I Dpi delle vie respiratorie (Uni En 149 tipo Ffp3 o En 136), insieme con altre tipologie di Dpi (occhiali o schermo facciale, guanti, tute eccetera), sono indicati per gli operatori sanitari che assistono a stretto contatto persone con sintomi respiratori di casi sospetti o accertati.

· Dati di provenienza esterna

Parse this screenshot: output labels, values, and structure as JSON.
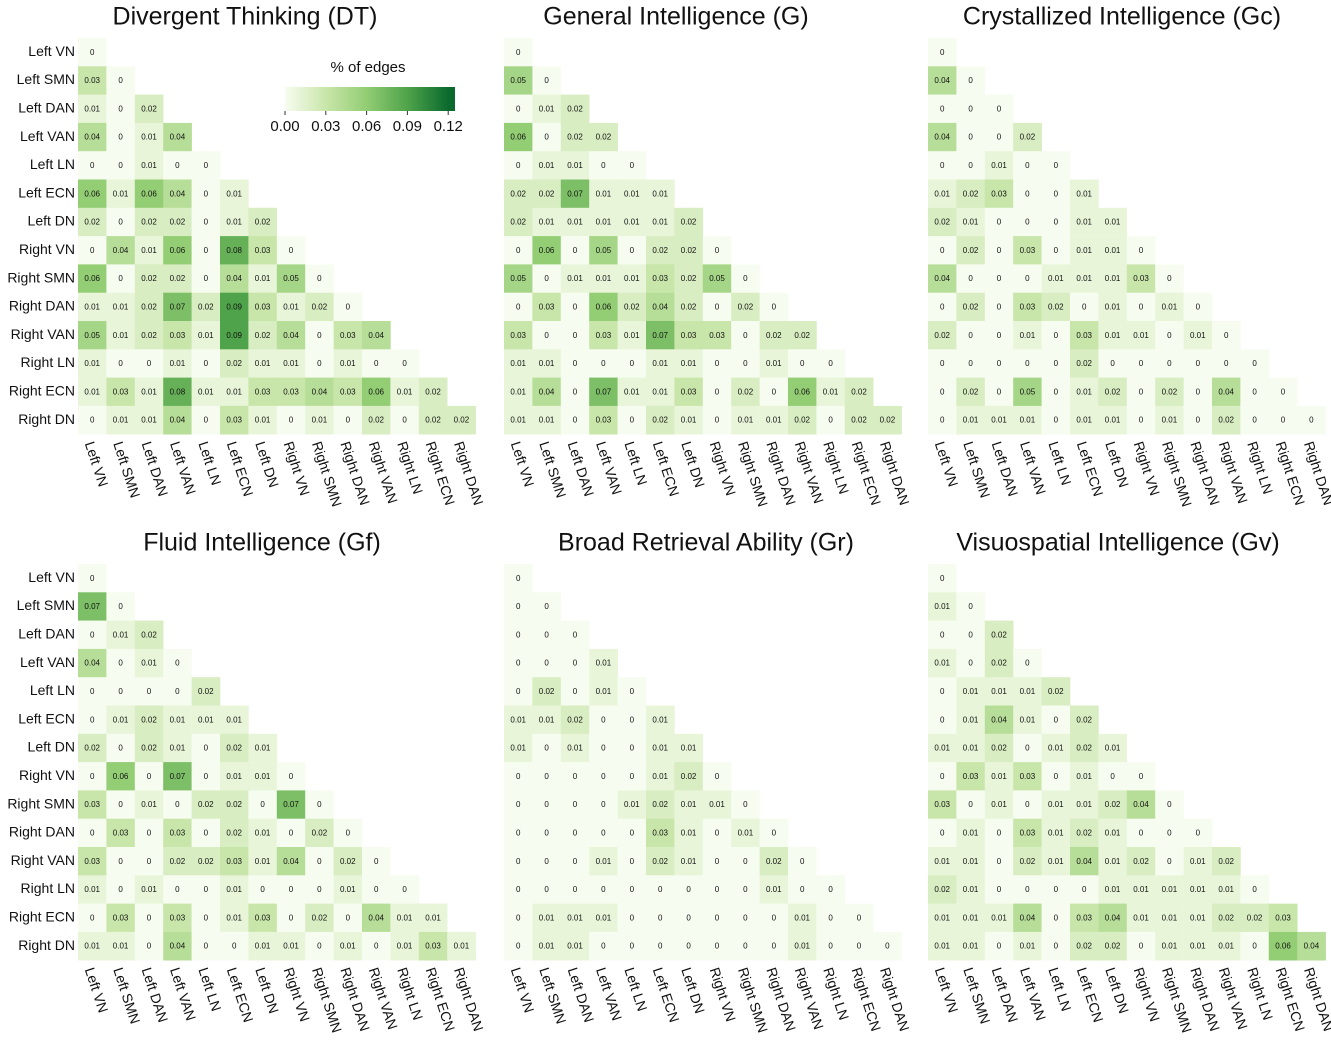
{
  "chart_data": [
    {
      "type": "heatmap",
      "title": "Divergent Thinking (DT)",
      "row_labels": [
        "Left VN",
        "Left SMN",
        "Left DAN",
        "Left VAN",
        "Left LN",
        "Left ECN",
        "Left DN",
        "Right VN",
        "Right SMN",
        "Right DAN",
        "Right VAN",
        "Right  LN",
        "Right ECN",
        "Right DN"
      ],
      "col_labels": [
        "Left VN",
        "Left SMN",
        "Left DAN",
        "Left VAN",
        "Left LN",
        "Left ECN",
        "Left DN",
        "Right VN",
        "Right SMN",
        "Right DAN",
        "Right VAN",
        "Right  LN",
        "Right ECN",
        "Right DAN"
      ],
      "values": [
        [
          0
        ],
        [
          0.03,
          0
        ],
        [
          0.01,
          0,
          0.02
        ],
        [
          0.04,
          0,
          0.01,
          0.04
        ],
        [
          0,
          0,
          0.01,
          0,
          0
        ],
        [
          0.06,
          0.01,
          0.06,
          0.04,
          0,
          0.01
        ],
        [
          0.02,
          0,
          0.02,
          0.02,
          0,
          0.01,
          0.02
        ],
        [
          0,
          0.04,
          0.01,
          0.06,
          0,
          0.08,
          0.03,
          0
        ],
        [
          0.06,
          0,
          0.02,
          0.02,
          0,
          0.04,
          0.01,
          0.05,
          0
        ],
        [
          0.01,
          0.01,
          0.02,
          0.07,
          0.02,
          0.09,
          0.03,
          0.01,
          0.02,
          0
        ],
        [
          0.05,
          0.01,
          0.02,
          0.03,
          0.01,
          0.09,
          0.02,
          0.04,
          0,
          0.03,
          0.04
        ],
        [
          0.01,
          0,
          0,
          0.01,
          0,
          0.02,
          0.01,
          0.01,
          0,
          0.01,
          0,
          0
        ],
        [
          0.01,
          0.03,
          0.01,
          0.08,
          0.01,
          0.01,
          0.03,
          0.03,
          0.04,
          0.03,
          0.06,
          0.01,
          0.02
        ],
        [
          0,
          0.01,
          0.01,
          0.04,
          0,
          0.03,
          0.01,
          0,
          0.01,
          0,
          0.02,
          0,
          0.02,
          0.02
        ]
      ],
      "colorbar": {
        "title": "% of edges",
        "lim": [
          0,
          0.125
        ],
        "ticks": [
          {
            "value": 0,
            "label": "0.00"
          },
          {
            "value": 0.03,
            "label": "0.03"
          },
          {
            "value": 0.06,
            "label": "0.06"
          },
          {
            "value": 0.09,
            "label": "0.09"
          },
          {
            "value": 0.12,
            "label": "0.12"
          }
        ],
        "colors": [
          "#f7fcf0",
          "#c9e6aa",
          "#93cd74",
          "#4fa34a",
          "#0b6b2e"
        ]
      }
    },
    {
      "type": "heatmap",
      "title": "General Intelligence (G)",
      "col_labels": [
        "Left VN",
        "Left SMN",
        "Left DAN",
        "Left VAN",
        "Left LN",
        "Left ECN",
        "Left DN",
        "Right VN",
        "Right SMN",
        "Right DAN",
        "Right VAN",
        "Right  LN",
        "Right ECN",
        "Right DAN"
      ],
      "values": [
        [
          0
        ],
        [
          0.05,
          0
        ],
        [
          0,
          0.01,
          0.02
        ],
        [
          0.06,
          0,
          0.02,
          0.02
        ],
        [
          0,
          0.01,
          0.01,
          0,
          0
        ],
        [
          0.02,
          0.02,
          0.07,
          0.01,
          0.01,
          0.01
        ],
        [
          0.02,
          0.01,
          0.01,
          0.01,
          0.01,
          0.01,
          0.02
        ],
        [
          0,
          0.06,
          0,
          0.05,
          0,
          0.02,
          0.02,
          0
        ],
        [
          0.05,
          0,
          0.01,
          0.01,
          0.01,
          0.03,
          0.02,
          0.05,
          0
        ],
        [
          0,
          0.03,
          0,
          0.06,
          0.02,
          0.04,
          0.02,
          0,
          0.02,
          0
        ],
        [
          0.03,
          0,
          0,
          0.03,
          0.01,
          0.07,
          0.03,
          0.03,
          0,
          0.02,
          0.02
        ],
        [
          0.01,
          0.01,
          0,
          0,
          0,
          0.01,
          0.01,
          0,
          0,
          0.01,
          0,
          0
        ],
        [
          0.01,
          0.04,
          0,
          0.07,
          0.01,
          0.01,
          0.03,
          0,
          0.02,
          0,
          0.06,
          0.01,
          0.02
        ],
        [
          0.01,
          0.01,
          0,
          0.03,
          0,
          0.02,
          0.01,
          0,
          0.01,
          0.01,
          0.02,
          0,
          0.02,
          0.02
        ]
      ]
    },
    {
      "type": "heatmap",
      "title": "Crystallized Intelligence (Gc)",
      "col_labels": [
        "Left VN",
        "Left SMN",
        "Left DAN",
        "Left VAN",
        "Left LN",
        "Left ECN",
        "Left DN",
        "Right VN",
        "Right SMN",
        "Right DAN",
        "Right VAN",
        "Right  LN",
        "Right ECN",
        "Right DAN"
      ],
      "values": [
        [
          0
        ],
        [
          0.04,
          0
        ],
        [
          0,
          0,
          0
        ],
        [
          0.04,
          0,
          0,
          0.02
        ],
        [
          0,
          0,
          0.01,
          0,
          0
        ],
        [
          0.01,
          0.02,
          0.03,
          0,
          0,
          0.01
        ],
        [
          0.02,
          0.01,
          0,
          0,
          0,
          0.01,
          0.01
        ],
        [
          0,
          0.02,
          0,
          0.03,
          0,
          0.01,
          0.01,
          0
        ],
        [
          0.04,
          0,
          0,
          0,
          0.01,
          0.01,
          0.01,
          0.03,
          0
        ],
        [
          0,
          0.02,
          0,
          0.03,
          0.02,
          0,
          0.01,
          0,
          0.01,
          0
        ],
        [
          0.02,
          0,
          0,
          0.01,
          0,
          0.03,
          0.01,
          0.01,
          0,
          0.01,
          0
        ],
        [
          0,
          0,
          0,
          0,
          0,
          0.02,
          0,
          0,
          0,
          0,
          0,
          0
        ],
        [
          0,
          0.02,
          0,
          0.05,
          0,
          0.01,
          0.02,
          0,
          0.02,
          0,
          0.04,
          0,
          0
        ],
        [
          0,
          0.01,
          0.01,
          0.01,
          0,
          0.01,
          0.01,
          0,
          0.01,
          0,
          0.02,
          0,
          0,
          0
        ]
      ]
    },
    {
      "type": "heatmap",
      "title": "Fluid Intelligence (Gf)",
      "row_labels": [
        "Left VN",
        "Left SMN",
        "Left DAN",
        "Left VAN",
        "Left LN",
        "Left ECN",
        "Left DN",
        "Right VN",
        "Right SMN",
        "Right DAN",
        "Right VAN",
        "Right  LN",
        "Right ECN",
        "Right DN"
      ],
      "col_labels": [
        "Left VN",
        "Left SMN",
        "Left DAN",
        "Left VAN",
        "Left LN",
        "Left ECN",
        "Left DN",
        "Right VN",
        "Right SMN",
        "Right DAN",
        "Right VAN",
        "Right  LN",
        "Right ECN",
        "Right DAN"
      ],
      "values": [
        [
          0
        ],
        [
          0.07,
          0
        ],
        [
          0,
          0.01,
          0.02
        ],
        [
          0.04,
          0,
          0.01,
          0
        ],
        [
          0,
          0,
          0,
          0,
          0.02
        ],
        [
          0,
          0.01,
          0.02,
          0.01,
          0.01,
          0.01
        ],
        [
          0.02,
          0,
          0.02,
          0.01,
          0,
          0.02,
          0.01
        ],
        [
          0,
          0.06,
          0,
          0.07,
          0,
          0.01,
          0.01,
          0
        ],
        [
          0.03,
          0,
          0.01,
          0,
          0.02,
          0.02,
          0,
          0.07,
          0
        ],
        [
          0,
          0.03,
          0,
          0.03,
          0,
          0.02,
          0.01,
          0,
          0.02,
          0
        ],
        [
          0.03,
          0,
          0,
          0.02,
          0.02,
          0.03,
          0.01,
          0.04,
          0,
          0.02,
          0
        ],
        [
          0.01,
          0,
          0.01,
          0,
          0,
          0.01,
          0,
          0,
          0,
          0.01,
          0,
          0
        ],
        [
          0,
          0.03,
          0,
          0.03,
          0,
          0.01,
          0.03,
          0,
          0.02,
          0,
          0.04,
          0.01,
          0.01
        ],
        [
          0.01,
          0.01,
          0,
          0.04,
          0,
          0,
          0.01,
          0.01,
          0,
          0.01,
          0,
          0.01,
          0.03,
          0.01
        ]
      ]
    },
    {
      "type": "heatmap",
      "title": "Broad Retrieval Ability (Gr)",
      "col_labels": [
        "Left VN",
        "Left SMN",
        "Left DAN",
        "Left VAN",
        "Left LN",
        "Left ECN",
        "Left DN",
        "Right VN",
        "Right SMN",
        "Right DAN",
        "Right VAN",
        "Right  LN",
        "Right ECN",
        "Right DAN"
      ],
      "values": [
        [
          0
        ],
        [
          0,
          0
        ],
        [
          0,
          0,
          0
        ],
        [
          0,
          0,
          0,
          0.01
        ],
        [
          0,
          0.02,
          0,
          0.01,
          0
        ],
        [
          0.01,
          0.01,
          0.02,
          0,
          0,
          0.01
        ],
        [
          0.01,
          0,
          0.01,
          0,
          0,
          0.01,
          0.01
        ],
        [
          0,
          0,
          0,
          0,
          0,
          0.01,
          0.02,
          0
        ],
        [
          0,
          0,
          0,
          0,
          0.01,
          0.02,
          0.01,
          0.01,
          0
        ],
        [
          0,
          0,
          0,
          0,
          0,
          0.03,
          0.01,
          0,
          0.01,
          0
        ],
        [
          0,
          0,
          0,
          0.01,
          0,
          0.02,
          0.01,
          0,
          0,
          0.02,
          0
        ],
        [
          0,
          0,
          0,
          0,
          0,
          0,
          0,
          0,
          0,
          0.01,
          0,
          0
        ],
        [
          0,
          0.01,
          0.01,
          0.01,
          0,
          0,
          0,
          0,
          0,
          0,
          0.01,
          0,
          0
        ],
        [
          0,
          0.01,
          0.01,
          0,
          0,
          0,
          0,
          0,
          0,
          0,
          0.01,
          0,
          0,
          0
        ]
      ]
    },
    {
      "type": "heatmap",
      "title": "Visuospatial Intelligence (Gv)",
      "col_labels": [
        "Left VN",
        "Left SMN",
        "Left DAN",
        "Left VAN",
        "Left LN",
        "Left ECN",
        "Left DN",
        "Right VN",
        "Right SMN",
        "Right DAN",
        "Right VAN",
        "Right  LN",
        "Right ECN",
        "Right DAN"
      ],
      "values": [
        [
          0
        ],
        [
          0.01,
          0
        ],
        [
          0,
          0,
          0.02
        ],
        [
          0.01,
          0,
          0.02,
          0
        ],
        [
          0,
          0.01,
          0.01,
          0.01,
          0.02
        ],
        [
          0,
          0.01,
          0.04,
          0.01,
          0,
          0.02
        ],
        [
          0.01,
          0.01,
          0.02,
          0,
          0.01,
          0.02,
          0.01
        ],
        [
          0,
          0.03,
          0.01,
          0.03,
          0,
          0.01,
          0,
          0
        ],
        [
          0.03,
          0,
          0.01,
          0,
          0.01,
          0.01,
          0.02,
          0.04,
          0
        ],
        [
          0,
          0.01,
          0,
          0.03,
          0.01,
          0.02,
          0.01,
          0,
          0,
          0
        ],
        [
          0.01,
          0.01,
          0,
          0.02,
          0.01,
          0.04,
          0.01,
          0.02,
          0,
          0.01,
          0.02
        ],
        [
          0.02,
          0.01,
          0,
          0,
          0,
          0,
          0.01,
          0.01,
          0.01,
          0.01,
          0.01,
          0
        ],
        [
          0.01,
          0.01,
          0.01,
          0.04,
          0,
          0.03,
          0.04,
          0.01,
          0.01,
          0.01,
          0.02,
          0.02,
          0.03
        ],
        [
          0.01,
          0.01,
          0,
          0.01,
          0,
          0.02,
          0.02,
          0,
          0.01,
          0.01,
          0.01,
          0,
          0.06,
          0.04
        ]
      ]
    }
  ]
}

Qualora il datore di lavoro non predisponga le misure precauzionali citate, oppure non abbia serie motivazioni per non avere adottato le misure organizzative necessarie a impedire la possibilità del contagio tra lavoratori o tra lavoratori e clienti (concessione ferie, diversa turnazione, lavoro agile eccetera), il lavoratore può rifiutarsi di prestare l’attività a norma dell’articolo 1453 del Codice civile, che giustifica l’inadempimento di una delle parti del contratto quando la controparte (nel caso in esame, il datore di lavoro) non adempie ai propri obblighi di legge. Il giudice procede alla valutazione comparativa dei comportamenti e della gravità dell’inadempimento. Nel contratto di lavoro la giurisprudenza esclude la legittimità di sanzioni disciplinari al dipendente che si rifiuta di lavorare, e perfino la legittimità dello stesso licenziamento, se il mancato (o non completo) adempimento del lavoratore trova giustificazione nell’omessa adozione da parte del datore di lavoro delle misure di sicurezza che lui è tenuto ad osservare a tutela dell’integrità psicofisica del lavoratore (si vedano le sentenze di Cassazione 21479/2005 e 18921/2012).